Он орудует с явлениями, о которых не могло сложиться сколько-нибудь устойчивого эмоционального представления: каждый так или иначе представляет себе «любовь» и «славу»; но вряд ли кто-нибудь обладает отложившимися в памяти образами, связанными со словом «история» или «национализация». Слово Маяковского взвихривает рои подоб­ных образов. Поэт — формовщик, литейщик и чеканщик одновременно. Работает он как бы экспромтом, импровизируя. И вовлекаемые в поток его импровизаций отвлечен­ности преобразуются в нечто подчеркнуто простое, доступное сердцу и разуму каждого.

Здание нового искусства воздвигалось спешно — темпами, которыми строились первые корпуса тракторных за­водов, домны, электростанции. Поэзия вызывала кинематограф на социалистическое соревнование — соревнование в интеллектуальной выразительности. Вызов был принят. Откликом на поэтические эксперименты Маяковского, парал­лелью им была теория интеллектуального кино Сергея Эйзенштейна.

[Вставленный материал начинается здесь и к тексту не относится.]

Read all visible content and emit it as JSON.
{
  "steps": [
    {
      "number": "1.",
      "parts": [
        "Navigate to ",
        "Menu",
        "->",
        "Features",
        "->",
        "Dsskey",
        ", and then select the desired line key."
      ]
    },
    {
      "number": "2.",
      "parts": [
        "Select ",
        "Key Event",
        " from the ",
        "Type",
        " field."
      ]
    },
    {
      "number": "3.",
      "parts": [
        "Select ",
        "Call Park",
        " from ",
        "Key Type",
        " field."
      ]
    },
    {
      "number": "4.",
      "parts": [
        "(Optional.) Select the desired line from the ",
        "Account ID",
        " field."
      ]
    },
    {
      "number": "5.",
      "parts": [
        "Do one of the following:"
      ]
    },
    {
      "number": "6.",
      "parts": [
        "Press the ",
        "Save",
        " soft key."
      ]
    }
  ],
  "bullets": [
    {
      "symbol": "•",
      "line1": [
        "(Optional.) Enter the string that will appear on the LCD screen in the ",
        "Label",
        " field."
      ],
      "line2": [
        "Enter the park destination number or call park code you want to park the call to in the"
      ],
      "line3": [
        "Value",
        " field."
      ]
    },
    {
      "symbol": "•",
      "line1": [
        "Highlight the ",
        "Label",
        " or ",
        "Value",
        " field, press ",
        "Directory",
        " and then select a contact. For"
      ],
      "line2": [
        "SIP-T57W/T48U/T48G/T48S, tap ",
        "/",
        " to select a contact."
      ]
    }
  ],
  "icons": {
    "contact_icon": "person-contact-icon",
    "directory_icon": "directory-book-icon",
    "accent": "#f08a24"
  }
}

Стала «возможна непосредственная экранизация аб­страктных понятий, логически сформулированных тез, ин­теллектуальных, а не только эмоциональных явлений... без посредства сюжета, фабулы, персонажей, актеров и проч. и проч. ... Возможна целая система подобной кинематографии. Кинематографии, способной абстракцию тезы заставлять непосредственно расцветать эмоциональным путем». И во власти этой кинематографии «заставлять умозрительную абстракцию формулы жить пламенным богатством эмоционально-ярких форм» [12].